Denúncias contra Josimar Maranhãozinho (MA), Pastor Gil (MA) e Bosco Costa (SE) foram encaminhadas ao STF. Procuradas, defesas dos deputados disseram que não vão comentar o caso. A Procuradoria-Geral da República (PGR) denunciou ao Supremo Tribunal Federal (STF) três deputados do PL pelos crimes de corrupção passiva e organização criminosa em um suposto esquema de desvio de recursos de emendas parlamentares.
A acusação foi enviada ao Supremo em agosto e atinge os deputados Josimar Maranhãozinho (PL-MA), Pastor Gil (PL-MA) e Bosco Costa (PL-SE). Procuradas pela TV Globo, as defesas dos congressistas disseram que não vão comentar as denúncias.
A Procuradoria aponta que o grupo ligado aos parlamentares teria agido para desviar parte dos recursos destinados à Prefeitura de São José de Ribamar, no Maranhão.

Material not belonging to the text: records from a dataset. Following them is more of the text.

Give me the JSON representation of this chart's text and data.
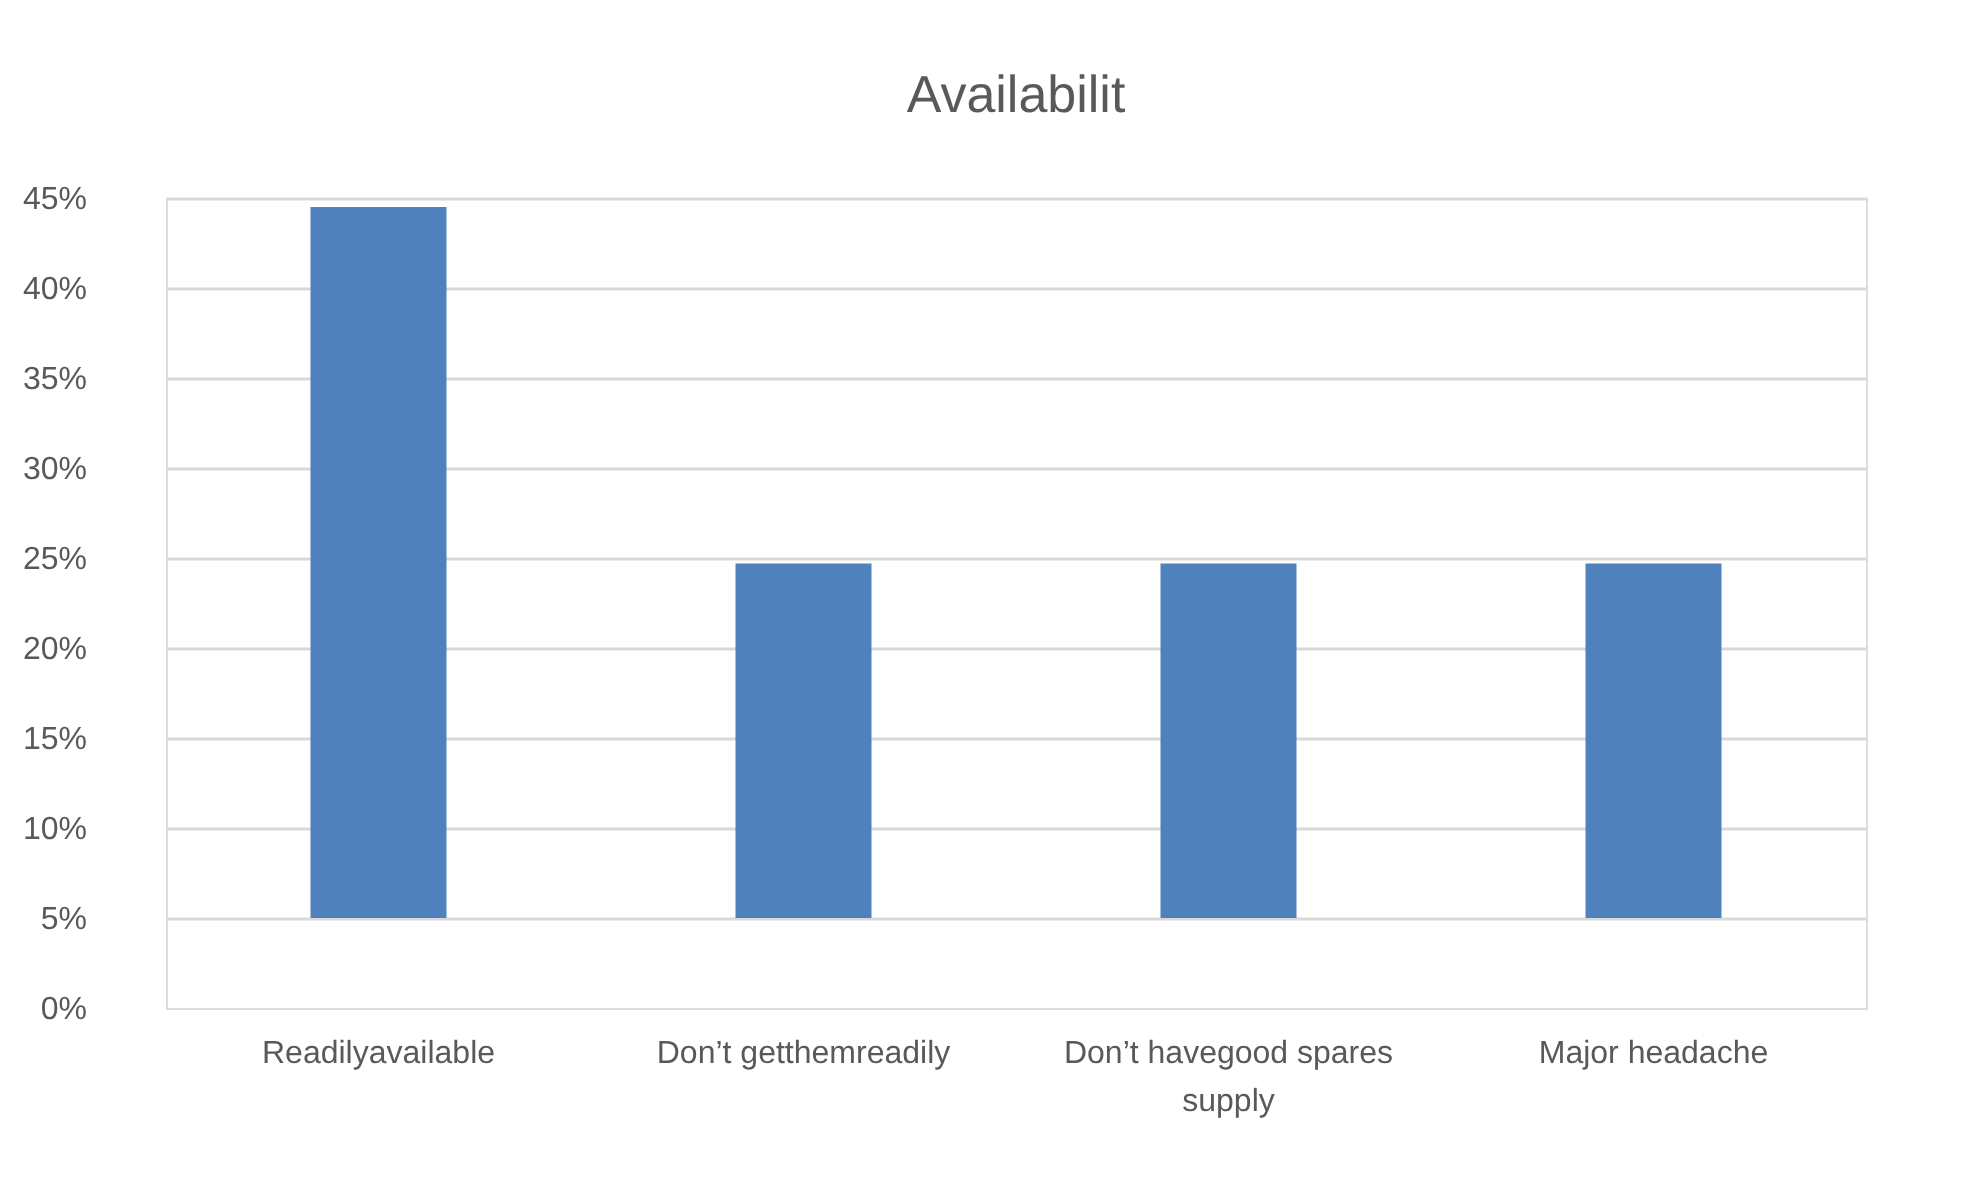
{
  "chart_data": {
    "type": "bar",
    "title": "Availabilit",
    "categories": [
      "Readilyavailable",
      "Don’t getthemreadily",
      "Don’t havegood spares supply",
      "Major headache"
    ],
    "base": [
      5,
      5,
      5,
      5
    ],
    "values": [
      39.5,
      19.7,
      19.7,
      19.7
    ],
    "color": "#4f81bd",
    "ylim": [
      0,
      45
    ],
    "yticks": [
      {
        "value": 0,
        "label": "0%"
      },
      {
        "value": 5,
        "label": "5%"
      },
      {
        "value": 10,
        "label": "10%"
      },
      {
        "value": 15,
        "label": "15%"
      },
      {
        "value": 20,
        "label": "20%"
      },
      {
        "value": 25,
        "label": "25%"
      },
      {
        "value": 30,
        "label": "30%"
      },
      {
        "value": 35,
        "label": "35%"
      },
      {
        "value": 40,
        "label": "40%"
      },
      {
        "value": 45,
        "label": "45%"
      }
    ],
    "grid": "y"
  }
}
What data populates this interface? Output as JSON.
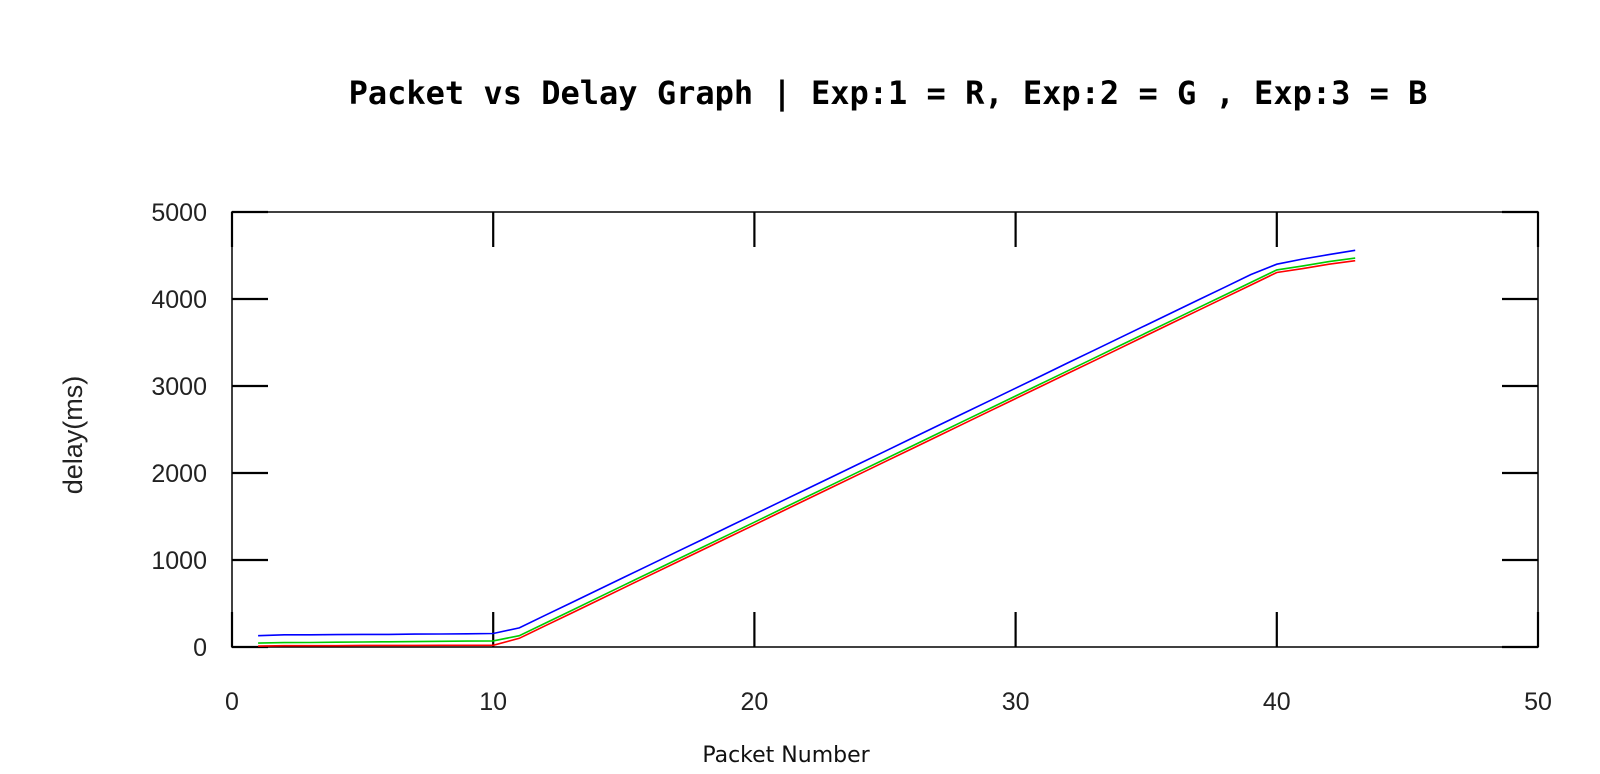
{
  "chart_data": {
    "type": "line",
    "title": "Packet vs Delay Graph | Exp:1 = R, Exp:2 = G , Exp:3 = B",
    "xlabel": "Packet Number",
    "ylabel": "delay(ms)",
    "xlim": [
      0,
      50
    ],
    "ylim": [
      0,
      5000
    ],
    "xticks": [
      0,
      10,
      20,
      30,
      40,
      50
    ],
    "yticks": [
      0,
      1000,
      2000,
      3000,
      4000,
      5000
    ],
    "grid": false,
    "legend": "none",
    "series": [
      {
        "color": "#ff0000",
        "x": [
          1,
          2,
          3,
          4,
          5,
          6,
          7,
          8,
          9,
          10,
          11,
          12,
          13,
          14,
          15,
          16,
          17,
          18,
          19,
          20,
          21,
          22,
          23,
          24,
          25,
          26,
          27,
          28,
          29,
          30,
          31,
          32,
          33,
          34,
          35,
          36,
          37,
          38,
          39,
          40,
          41,
          42,
          43
        ],
        "y": [
          10,
          15,
          15,
          15,
          18,
          18,
          18,
          20,
          20,
          20,
          100,
          245,
          390,
          535,
          680,
          825,
          970,
          1115,
          1260,
          1405,
          1550,
          1695,
          1840,
          1985,
          2130,
          2275,
          2420,
          2565,
          2710,
          2855,
          3000,
          3145,
          3290,
          3435,
          3580,
          3725,
          3870,
          4015,
          4160,
          4305,
          4350,
          4400,
          4440
        ]
      },
      {
        "color": "#00cc00",
        "x": [
          1,
          2,
          3,
          4,
          5,
          6,
          7,
          8,
          9,
          10,
          11,
          12,
          13,
          14,
          15,
          16,
          17,
          18,
          19,
          20,
          21,
          22,
          23,
          24,
          25,
          26,
          27,
          28,
          29,
          30,
          31,
          32,
          33,
          34,
          35,
          36,
          37,
          38,
          39,
          40,
          41,
          42,
          43
        ],
        "y": [
          45,
          50,
          52,
          55,
          58,
          60,
          62,
          65,
          68,
          70,
          130,
          275,
          420,
          565,
          710,
          855,
          1000,
          1145,
          1290,
          1435,
          1580,
          1725,
          1870,
          2015,
          2160,
          2305,
          2450,
          2595,
          2740,
          2885,
          3030,
          3175,
          3320,
          3465,
          3610,
          3755,
          3900,
          4045,
          4190,
          4335,
          4380,
          4430,
          4470
        ]
      },
      {
        "color": "#0000ff",
        "x": [
          1,
          2,
          3,
          4,
          5,
          6,
          7,
          8,
          9,
          10,
          11,
          12,
          13,
          14,
          15,
          16,
          17,
          18,
          19,
          20,
          21,
          22,
          23,
          24,
          25,
          26,
          27,
          28,
          29,
          30,
          31,
          32,
          33,
          34,
          35,
          36,
          37,
          38,
          39,
          40,
          41,
          42,
          43
        ],
        "y": [
          130,
          140,
          140,
          142,
          145,
          145,
          148,
          150,
          152,
          155,
          220,
          365,
          510,
          655,
          800,
          945,
          1090,
          1235,
          1380,
          1525,
          1670,
          1815,
          1960,
          2105,
          2250,
          2395,
          2540,
          2685,
          2830,
          2975,
          3120,
          3265,
          3410,
          3555,
          3700,
          3845,
          3990,
          4135,
          4280,
          4400,
          4460,
          4510,
          4560
        ]
      }
    ]
  }
}
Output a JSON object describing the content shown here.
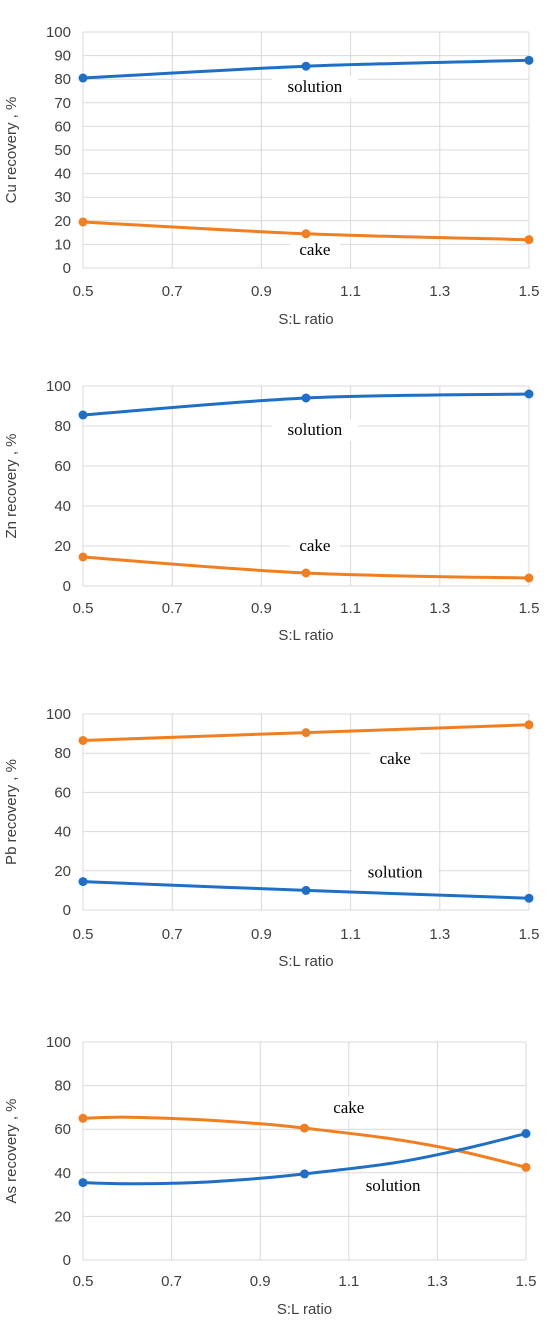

Segundo a PGR, eles pressionaram o então prefeito a devolver parte dos valores, mais de R$ 1 milhão, mas a operação não chegou a ser concretizada neste caso.
A investigação foi aberta em 2021 – época em que o chamado "orçamento secreto" estava em vigor. Esse mecanismo pouco transparente de distribuição de recursos públicos foi declarado inconstitucional pelo STF no final de 2022.
Em março de 2022, os parlamentares foram alvos de uma ação da Polícia Federal que apurava esquema de desvio de emendas parlamentares para os municípios do interior do Estado do Maranhão.
O caso está em sigilo no Supremo. O relator, ministro Cristiano Zanin, abriu prazo para que as defesas se manifestem sobre a acusação.
Na sequência, o caso deve ser levado a julgamento na Primeira Turma do Supremo. Se o colegiado acolher as denúncias da PGR, os parlamentares virarão réus de uma ação penal.
Em julho, a Procuradoria pediu ao Supremo a abertura de 13 apurações preliminares sobre suspeita de desvios utilizando recursos de emendas. Os casos também tramitam em sigilo na Corte.